Pemandangan didepannya seolah kabur, berair dan bersifat mengawang—efeknya. Efek dan nafsunya.
Dan lalu Taehyung sejenak lupa—kalau niatnya hanyalah menolong Jungkook.
'K-kim?'
Kaki tersebut dibuka semakin lebar. Dengan wajah datar, Taehyung merangsak mengukung. Berada di celah paha dalam. Begitu pandang bertemu, dan kedua pasang netra bersibobrok—Taehyung membawa tangannya menuju paha dalam Jungkook tersebut.
Mengusap lembut. Dimana Jungkook semakin menangis, menggigit bibirnya hingga terluka. Setelah melihat Taehyung yang seakan dilalap hal yang tidak sadar. Saat cockring tersebut juga disentil.
'hu—ungh—T-Taehyung—engh—janganh—aku-aku mohon—'
Obsidian itu—kembali melemah. Tepat saat permohonan di ucapkan. Dengan Taehyung yang menaikan bahunya terkejut dan merunduk, "Oh Tuhan. Maaf, maafkan aku." Ia tersigap untuk kembali menurun, duduk kembali diantar selangkangan Jungkook, "Maaf—dan ugh, jujur aku tak tau bagaimana—aku tak tau,"
Jungkook mendelik—apa benarkah? Taehyung berkata begitu lugu (terlepas dari lost kontrolnya berapa detik yang lalu). Sedangkan Taehyung sendiri mengumpat. Narkobanya berefek sangat brengsek, ia bisa lupa diri sendiri untuk beberapa detik. Padahal setaunya, waktu dari icipnya sudah cukup lama.

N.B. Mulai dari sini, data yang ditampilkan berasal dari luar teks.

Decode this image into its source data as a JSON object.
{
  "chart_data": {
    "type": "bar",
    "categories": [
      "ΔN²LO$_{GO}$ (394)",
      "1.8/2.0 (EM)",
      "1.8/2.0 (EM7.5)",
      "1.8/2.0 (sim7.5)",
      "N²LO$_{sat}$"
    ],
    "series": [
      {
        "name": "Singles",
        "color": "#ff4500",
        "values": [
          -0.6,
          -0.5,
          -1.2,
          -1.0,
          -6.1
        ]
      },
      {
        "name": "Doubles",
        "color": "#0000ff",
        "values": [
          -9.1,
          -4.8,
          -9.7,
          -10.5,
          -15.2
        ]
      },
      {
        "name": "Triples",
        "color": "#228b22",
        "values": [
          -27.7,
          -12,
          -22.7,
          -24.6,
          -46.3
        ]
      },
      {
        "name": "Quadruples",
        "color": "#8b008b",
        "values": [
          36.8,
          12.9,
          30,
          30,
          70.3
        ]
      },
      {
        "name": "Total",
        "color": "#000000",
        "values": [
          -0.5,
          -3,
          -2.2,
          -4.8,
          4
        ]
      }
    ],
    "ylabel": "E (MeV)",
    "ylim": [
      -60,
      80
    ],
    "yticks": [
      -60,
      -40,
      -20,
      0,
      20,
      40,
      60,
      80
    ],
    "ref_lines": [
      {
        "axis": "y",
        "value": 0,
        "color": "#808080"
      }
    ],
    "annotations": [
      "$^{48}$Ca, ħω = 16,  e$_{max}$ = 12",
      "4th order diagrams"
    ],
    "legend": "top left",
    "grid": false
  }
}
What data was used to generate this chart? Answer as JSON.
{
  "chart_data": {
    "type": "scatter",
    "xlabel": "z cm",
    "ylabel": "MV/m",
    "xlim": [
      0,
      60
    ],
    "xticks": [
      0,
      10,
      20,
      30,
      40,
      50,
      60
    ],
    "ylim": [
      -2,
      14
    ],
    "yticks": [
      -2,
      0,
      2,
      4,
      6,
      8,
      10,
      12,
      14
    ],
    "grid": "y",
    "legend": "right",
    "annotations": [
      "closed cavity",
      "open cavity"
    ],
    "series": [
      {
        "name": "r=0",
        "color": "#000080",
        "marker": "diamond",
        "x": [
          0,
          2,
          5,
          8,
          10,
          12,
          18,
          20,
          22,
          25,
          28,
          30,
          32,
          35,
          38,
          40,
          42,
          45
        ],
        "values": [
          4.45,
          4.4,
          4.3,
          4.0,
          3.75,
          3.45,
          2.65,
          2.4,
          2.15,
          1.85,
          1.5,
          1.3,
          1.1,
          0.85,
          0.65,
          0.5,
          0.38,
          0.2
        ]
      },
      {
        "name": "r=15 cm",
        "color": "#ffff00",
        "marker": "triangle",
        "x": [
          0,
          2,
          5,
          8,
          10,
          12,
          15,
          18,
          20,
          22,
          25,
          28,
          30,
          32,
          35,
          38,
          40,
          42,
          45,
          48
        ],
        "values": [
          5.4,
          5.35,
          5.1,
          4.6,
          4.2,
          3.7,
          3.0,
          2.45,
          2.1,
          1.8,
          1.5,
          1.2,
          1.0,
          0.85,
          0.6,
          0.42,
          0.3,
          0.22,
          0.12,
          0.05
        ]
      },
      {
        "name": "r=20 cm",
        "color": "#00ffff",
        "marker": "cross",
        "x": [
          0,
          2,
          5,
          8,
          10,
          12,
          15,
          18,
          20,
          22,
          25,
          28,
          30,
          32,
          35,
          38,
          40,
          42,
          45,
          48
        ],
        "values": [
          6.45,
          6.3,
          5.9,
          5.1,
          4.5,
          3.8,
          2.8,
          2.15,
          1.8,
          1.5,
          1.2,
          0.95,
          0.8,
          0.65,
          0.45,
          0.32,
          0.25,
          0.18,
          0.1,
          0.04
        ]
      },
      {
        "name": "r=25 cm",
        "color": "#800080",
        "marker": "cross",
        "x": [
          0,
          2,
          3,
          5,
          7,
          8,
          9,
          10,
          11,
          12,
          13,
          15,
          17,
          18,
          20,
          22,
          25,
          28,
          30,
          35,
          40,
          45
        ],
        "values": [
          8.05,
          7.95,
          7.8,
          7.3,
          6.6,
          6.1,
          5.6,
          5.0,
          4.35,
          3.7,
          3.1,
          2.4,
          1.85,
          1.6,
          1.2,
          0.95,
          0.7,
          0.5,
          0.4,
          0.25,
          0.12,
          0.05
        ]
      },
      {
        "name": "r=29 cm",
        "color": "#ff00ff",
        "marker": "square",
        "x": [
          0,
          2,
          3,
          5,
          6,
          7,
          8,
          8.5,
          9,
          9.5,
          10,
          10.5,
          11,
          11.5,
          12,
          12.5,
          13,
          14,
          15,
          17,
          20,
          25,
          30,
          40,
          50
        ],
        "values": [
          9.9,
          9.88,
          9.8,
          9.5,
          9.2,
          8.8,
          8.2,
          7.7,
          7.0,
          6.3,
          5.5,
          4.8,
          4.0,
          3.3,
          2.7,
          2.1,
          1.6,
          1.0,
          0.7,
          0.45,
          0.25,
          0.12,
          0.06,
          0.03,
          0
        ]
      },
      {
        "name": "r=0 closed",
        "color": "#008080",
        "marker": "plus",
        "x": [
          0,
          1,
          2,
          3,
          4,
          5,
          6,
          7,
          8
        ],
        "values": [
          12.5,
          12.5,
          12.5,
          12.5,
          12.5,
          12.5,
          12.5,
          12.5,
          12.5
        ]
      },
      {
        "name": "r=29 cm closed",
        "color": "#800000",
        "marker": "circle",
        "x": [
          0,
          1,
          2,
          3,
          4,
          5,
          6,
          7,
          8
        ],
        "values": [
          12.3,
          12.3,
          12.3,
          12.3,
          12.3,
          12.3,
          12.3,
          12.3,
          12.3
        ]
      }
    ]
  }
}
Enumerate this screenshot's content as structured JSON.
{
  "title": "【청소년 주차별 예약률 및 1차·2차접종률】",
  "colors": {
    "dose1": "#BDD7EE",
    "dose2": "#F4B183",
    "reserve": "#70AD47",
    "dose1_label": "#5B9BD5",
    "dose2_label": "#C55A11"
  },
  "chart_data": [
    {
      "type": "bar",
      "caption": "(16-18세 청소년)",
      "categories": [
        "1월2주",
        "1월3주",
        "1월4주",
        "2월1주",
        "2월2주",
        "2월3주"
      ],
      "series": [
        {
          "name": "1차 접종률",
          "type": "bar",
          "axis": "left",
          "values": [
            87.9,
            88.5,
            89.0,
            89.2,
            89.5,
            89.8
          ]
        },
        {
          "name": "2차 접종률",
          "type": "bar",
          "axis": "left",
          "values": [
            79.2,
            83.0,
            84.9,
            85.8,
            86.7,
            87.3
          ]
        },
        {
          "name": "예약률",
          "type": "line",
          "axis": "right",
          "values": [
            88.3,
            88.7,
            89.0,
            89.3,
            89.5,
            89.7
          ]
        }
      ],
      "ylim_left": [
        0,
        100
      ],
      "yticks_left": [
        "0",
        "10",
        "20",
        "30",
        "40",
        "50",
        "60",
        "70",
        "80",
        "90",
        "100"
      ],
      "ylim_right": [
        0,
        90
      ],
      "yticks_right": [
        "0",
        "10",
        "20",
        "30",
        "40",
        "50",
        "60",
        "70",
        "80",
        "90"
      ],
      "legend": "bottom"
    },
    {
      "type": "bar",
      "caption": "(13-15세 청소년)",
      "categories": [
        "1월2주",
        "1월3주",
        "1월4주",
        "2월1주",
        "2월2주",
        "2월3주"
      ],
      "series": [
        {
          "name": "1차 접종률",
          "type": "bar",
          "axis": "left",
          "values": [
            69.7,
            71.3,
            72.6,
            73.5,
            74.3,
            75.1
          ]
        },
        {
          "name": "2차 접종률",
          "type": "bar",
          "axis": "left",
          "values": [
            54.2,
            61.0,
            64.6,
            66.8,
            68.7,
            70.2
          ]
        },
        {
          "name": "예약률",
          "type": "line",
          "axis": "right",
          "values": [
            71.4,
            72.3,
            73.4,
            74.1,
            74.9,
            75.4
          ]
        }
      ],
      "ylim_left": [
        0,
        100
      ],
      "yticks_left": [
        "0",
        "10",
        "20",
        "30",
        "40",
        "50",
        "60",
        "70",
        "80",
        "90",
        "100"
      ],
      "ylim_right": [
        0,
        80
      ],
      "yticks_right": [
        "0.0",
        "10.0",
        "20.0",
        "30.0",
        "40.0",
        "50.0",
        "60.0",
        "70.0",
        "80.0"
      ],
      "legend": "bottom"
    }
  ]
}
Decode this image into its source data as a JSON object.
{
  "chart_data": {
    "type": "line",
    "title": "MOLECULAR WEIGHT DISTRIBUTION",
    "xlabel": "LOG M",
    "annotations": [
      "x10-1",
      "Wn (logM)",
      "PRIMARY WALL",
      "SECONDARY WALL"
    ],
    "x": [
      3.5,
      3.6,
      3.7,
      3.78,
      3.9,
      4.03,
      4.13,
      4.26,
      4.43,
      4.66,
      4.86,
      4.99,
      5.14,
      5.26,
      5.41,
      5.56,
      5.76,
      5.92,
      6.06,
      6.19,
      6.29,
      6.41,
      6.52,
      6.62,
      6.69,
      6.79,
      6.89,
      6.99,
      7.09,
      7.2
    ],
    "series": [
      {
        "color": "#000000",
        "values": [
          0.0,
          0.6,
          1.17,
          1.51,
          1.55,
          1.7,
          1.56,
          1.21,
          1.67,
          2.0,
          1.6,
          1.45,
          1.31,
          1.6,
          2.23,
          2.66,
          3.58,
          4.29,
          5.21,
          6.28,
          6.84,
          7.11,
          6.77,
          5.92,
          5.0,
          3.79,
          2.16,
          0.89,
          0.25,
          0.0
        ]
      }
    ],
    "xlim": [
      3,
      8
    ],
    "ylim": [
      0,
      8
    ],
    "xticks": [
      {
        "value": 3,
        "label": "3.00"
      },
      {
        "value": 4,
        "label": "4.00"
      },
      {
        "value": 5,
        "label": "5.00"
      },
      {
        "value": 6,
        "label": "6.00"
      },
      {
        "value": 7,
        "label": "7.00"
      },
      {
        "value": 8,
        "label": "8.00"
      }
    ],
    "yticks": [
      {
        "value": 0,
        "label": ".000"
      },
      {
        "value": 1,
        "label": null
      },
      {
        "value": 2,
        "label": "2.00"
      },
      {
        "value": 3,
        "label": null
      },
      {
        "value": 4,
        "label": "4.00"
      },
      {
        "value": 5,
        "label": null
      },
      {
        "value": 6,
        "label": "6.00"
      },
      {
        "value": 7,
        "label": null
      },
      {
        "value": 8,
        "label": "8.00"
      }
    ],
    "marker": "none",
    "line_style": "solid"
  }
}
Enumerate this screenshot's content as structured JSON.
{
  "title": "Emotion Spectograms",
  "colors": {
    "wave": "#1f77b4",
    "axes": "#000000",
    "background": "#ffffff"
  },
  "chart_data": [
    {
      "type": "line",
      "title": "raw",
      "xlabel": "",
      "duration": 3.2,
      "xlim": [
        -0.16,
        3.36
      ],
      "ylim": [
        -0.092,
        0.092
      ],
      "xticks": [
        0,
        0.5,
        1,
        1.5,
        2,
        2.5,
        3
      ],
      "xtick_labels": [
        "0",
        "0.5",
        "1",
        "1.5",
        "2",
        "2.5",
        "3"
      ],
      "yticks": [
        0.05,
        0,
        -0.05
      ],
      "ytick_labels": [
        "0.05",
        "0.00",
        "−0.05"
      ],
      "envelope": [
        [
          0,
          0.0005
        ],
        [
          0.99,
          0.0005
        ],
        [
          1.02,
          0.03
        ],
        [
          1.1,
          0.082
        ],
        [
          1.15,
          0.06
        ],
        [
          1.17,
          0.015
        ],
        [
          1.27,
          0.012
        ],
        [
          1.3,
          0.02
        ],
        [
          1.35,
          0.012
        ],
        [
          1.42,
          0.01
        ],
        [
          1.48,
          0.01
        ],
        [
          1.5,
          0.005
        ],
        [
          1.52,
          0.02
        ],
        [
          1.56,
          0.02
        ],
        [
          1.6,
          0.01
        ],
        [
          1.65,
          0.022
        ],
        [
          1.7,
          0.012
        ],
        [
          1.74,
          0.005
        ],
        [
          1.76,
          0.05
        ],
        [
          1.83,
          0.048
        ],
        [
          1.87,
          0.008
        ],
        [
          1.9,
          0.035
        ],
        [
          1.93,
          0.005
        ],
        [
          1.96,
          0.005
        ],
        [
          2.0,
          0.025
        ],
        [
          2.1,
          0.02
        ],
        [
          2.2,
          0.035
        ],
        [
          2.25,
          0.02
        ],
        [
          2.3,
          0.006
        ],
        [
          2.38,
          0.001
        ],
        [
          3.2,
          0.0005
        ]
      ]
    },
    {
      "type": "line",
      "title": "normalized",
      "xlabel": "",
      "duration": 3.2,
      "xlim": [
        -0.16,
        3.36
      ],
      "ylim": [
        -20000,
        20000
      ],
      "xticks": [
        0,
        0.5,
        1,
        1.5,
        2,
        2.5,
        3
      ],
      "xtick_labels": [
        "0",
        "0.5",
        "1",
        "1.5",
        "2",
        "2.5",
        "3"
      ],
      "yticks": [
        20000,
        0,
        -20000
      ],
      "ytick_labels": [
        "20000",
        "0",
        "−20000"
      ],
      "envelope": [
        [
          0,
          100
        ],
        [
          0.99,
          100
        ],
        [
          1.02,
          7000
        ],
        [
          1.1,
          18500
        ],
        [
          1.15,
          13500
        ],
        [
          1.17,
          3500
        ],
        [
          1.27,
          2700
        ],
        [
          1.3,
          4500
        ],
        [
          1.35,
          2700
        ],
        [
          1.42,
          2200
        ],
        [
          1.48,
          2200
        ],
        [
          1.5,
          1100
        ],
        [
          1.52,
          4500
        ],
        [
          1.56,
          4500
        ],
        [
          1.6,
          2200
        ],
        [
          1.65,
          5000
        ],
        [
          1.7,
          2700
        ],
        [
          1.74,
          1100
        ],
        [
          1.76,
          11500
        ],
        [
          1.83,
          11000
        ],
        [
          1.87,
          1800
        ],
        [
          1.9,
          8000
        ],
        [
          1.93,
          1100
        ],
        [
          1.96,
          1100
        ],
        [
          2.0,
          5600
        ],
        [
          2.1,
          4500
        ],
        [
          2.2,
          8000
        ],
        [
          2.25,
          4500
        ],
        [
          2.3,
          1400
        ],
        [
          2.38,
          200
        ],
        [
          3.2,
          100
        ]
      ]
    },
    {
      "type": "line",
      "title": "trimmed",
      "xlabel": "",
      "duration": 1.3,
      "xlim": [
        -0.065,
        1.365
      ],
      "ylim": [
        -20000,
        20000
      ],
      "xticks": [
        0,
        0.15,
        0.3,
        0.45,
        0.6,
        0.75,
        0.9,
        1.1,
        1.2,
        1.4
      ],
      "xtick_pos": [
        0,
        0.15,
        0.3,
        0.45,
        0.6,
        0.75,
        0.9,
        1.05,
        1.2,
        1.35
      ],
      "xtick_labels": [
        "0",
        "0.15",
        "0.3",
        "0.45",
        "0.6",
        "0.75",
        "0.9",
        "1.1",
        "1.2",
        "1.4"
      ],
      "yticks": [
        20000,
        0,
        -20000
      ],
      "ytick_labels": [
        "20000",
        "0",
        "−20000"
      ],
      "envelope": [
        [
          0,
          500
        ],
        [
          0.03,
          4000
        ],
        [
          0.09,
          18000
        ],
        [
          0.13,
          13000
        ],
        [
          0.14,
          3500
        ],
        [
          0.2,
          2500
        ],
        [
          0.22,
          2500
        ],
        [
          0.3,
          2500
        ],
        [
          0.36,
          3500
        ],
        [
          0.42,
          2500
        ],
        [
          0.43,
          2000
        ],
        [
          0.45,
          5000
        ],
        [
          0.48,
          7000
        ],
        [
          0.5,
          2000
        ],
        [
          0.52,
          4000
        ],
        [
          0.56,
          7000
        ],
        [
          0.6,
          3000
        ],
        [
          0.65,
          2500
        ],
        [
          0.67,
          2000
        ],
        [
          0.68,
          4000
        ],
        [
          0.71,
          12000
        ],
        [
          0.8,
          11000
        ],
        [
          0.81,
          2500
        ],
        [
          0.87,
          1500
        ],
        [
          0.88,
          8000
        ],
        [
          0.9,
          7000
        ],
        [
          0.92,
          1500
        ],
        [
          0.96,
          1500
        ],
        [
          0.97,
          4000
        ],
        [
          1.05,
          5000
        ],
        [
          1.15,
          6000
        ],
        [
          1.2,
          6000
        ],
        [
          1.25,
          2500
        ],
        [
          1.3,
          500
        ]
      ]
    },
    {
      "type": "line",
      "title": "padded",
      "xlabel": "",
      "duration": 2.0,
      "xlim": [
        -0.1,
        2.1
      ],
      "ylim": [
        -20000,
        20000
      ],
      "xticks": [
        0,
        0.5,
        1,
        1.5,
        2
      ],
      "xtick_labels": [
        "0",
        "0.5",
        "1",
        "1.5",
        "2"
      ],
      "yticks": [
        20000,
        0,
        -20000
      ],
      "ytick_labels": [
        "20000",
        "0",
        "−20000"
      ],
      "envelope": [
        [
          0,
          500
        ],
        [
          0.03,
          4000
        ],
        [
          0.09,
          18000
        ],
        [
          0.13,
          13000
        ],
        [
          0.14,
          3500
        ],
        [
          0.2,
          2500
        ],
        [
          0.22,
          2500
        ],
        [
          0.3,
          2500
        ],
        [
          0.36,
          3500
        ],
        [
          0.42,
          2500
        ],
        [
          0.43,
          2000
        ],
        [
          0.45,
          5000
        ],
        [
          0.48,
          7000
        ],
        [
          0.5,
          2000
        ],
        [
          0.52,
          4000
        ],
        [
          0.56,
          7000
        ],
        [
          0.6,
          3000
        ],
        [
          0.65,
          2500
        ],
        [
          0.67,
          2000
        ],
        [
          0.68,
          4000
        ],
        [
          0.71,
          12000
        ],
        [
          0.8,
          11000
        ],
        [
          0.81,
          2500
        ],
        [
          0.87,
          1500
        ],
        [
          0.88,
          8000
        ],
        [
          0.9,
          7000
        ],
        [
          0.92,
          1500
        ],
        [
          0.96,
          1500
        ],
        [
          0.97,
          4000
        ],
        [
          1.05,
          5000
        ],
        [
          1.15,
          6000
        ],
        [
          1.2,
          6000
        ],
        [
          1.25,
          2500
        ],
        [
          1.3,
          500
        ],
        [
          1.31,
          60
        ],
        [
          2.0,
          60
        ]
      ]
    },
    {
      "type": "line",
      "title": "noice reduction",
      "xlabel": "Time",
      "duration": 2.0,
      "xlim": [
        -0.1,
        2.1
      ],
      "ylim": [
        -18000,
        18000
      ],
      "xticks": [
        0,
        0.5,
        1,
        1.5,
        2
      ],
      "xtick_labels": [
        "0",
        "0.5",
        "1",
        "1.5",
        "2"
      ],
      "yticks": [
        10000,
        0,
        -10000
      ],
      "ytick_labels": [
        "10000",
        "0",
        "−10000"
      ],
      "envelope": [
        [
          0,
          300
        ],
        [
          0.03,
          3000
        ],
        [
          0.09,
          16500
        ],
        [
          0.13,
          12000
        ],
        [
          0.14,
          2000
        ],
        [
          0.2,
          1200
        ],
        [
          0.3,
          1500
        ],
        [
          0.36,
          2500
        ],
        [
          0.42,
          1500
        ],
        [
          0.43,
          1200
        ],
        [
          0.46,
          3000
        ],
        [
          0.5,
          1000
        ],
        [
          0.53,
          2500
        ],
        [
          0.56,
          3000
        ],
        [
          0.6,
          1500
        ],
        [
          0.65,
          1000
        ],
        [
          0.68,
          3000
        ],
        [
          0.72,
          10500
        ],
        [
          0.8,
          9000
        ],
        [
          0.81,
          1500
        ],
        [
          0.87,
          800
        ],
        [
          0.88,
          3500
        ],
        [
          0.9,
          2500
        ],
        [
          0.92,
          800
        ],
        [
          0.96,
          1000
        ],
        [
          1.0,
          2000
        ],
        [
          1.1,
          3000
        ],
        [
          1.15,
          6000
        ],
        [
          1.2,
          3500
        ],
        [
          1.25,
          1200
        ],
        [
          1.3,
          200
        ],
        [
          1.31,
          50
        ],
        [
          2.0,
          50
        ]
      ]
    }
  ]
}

"Aku—aku tak pernah melakukannya. Ini—apa ini? Aku harus melepasnya? Oh sial." jari itu hampir menyentuh penis Jungkook yang mengacung, mendamba pelepasan. Matanya mengirut begitu melihat lubang Jungkook yang bergetar tak henti. Pasti sakit.
Si Jeon diam sejenak, 'Kau—akh—tak tau?'
Marga Kim mengangguk. Mungkin Jimin sohib sejak kecilnya sudah menjadi berandal sejak kepindahannya ke Seoul setamat sekolah dasar. Tapi, Taehyung yang tinggal di Geochang hingga tamat menengah atas dan pergi ke Seoul atas karena hanya ingin kuliah itu benar-benar buta akan hal seks.
Taehyung satu dua kali menontonnya. Mainan-mainan tersebut juga mungkin ada, tapi ia tak ingat. Ingatpun ia tetap tak tau harus bagaimana. Ia hanya tau belajar materi sekolah, membantu merawat ternak dan sudah.
Dan Jungkook teringat, disaat Taehyung dikata-katai pemuda kampung yang menjijikan saat menjadi mahasiswa baru. Hingga si Park datang dan membela. Menggibeng siapapun yang mengatai Taehyung (hampir pula Taehyung dan Jimin dikatakan memiliki hubungan jika Jimin tidak menembak Yoongi beberapa minggu setelah menemui beberapa kejadian).
Kakak tingkat itu melenguh, kembali merasakan pelapasan kering. Air matanya kembali berurai, rambut merah keunguannya lepek. Raungannya begitu keras, hingga Taehyung yang meilhatnya mundur sedikit kebelakang, "Kau—okay? Katakan, aku harus melakukan apa? Aku harus membantumu."
Tak dipungkiri—sadar maupun tak sadar. Taehyung tetap melihat Jungkook cantik sekarang ini. Taehyung suka, ingin menjamah sana-sini. Lalu ia beringsut mendekat saat disuruh.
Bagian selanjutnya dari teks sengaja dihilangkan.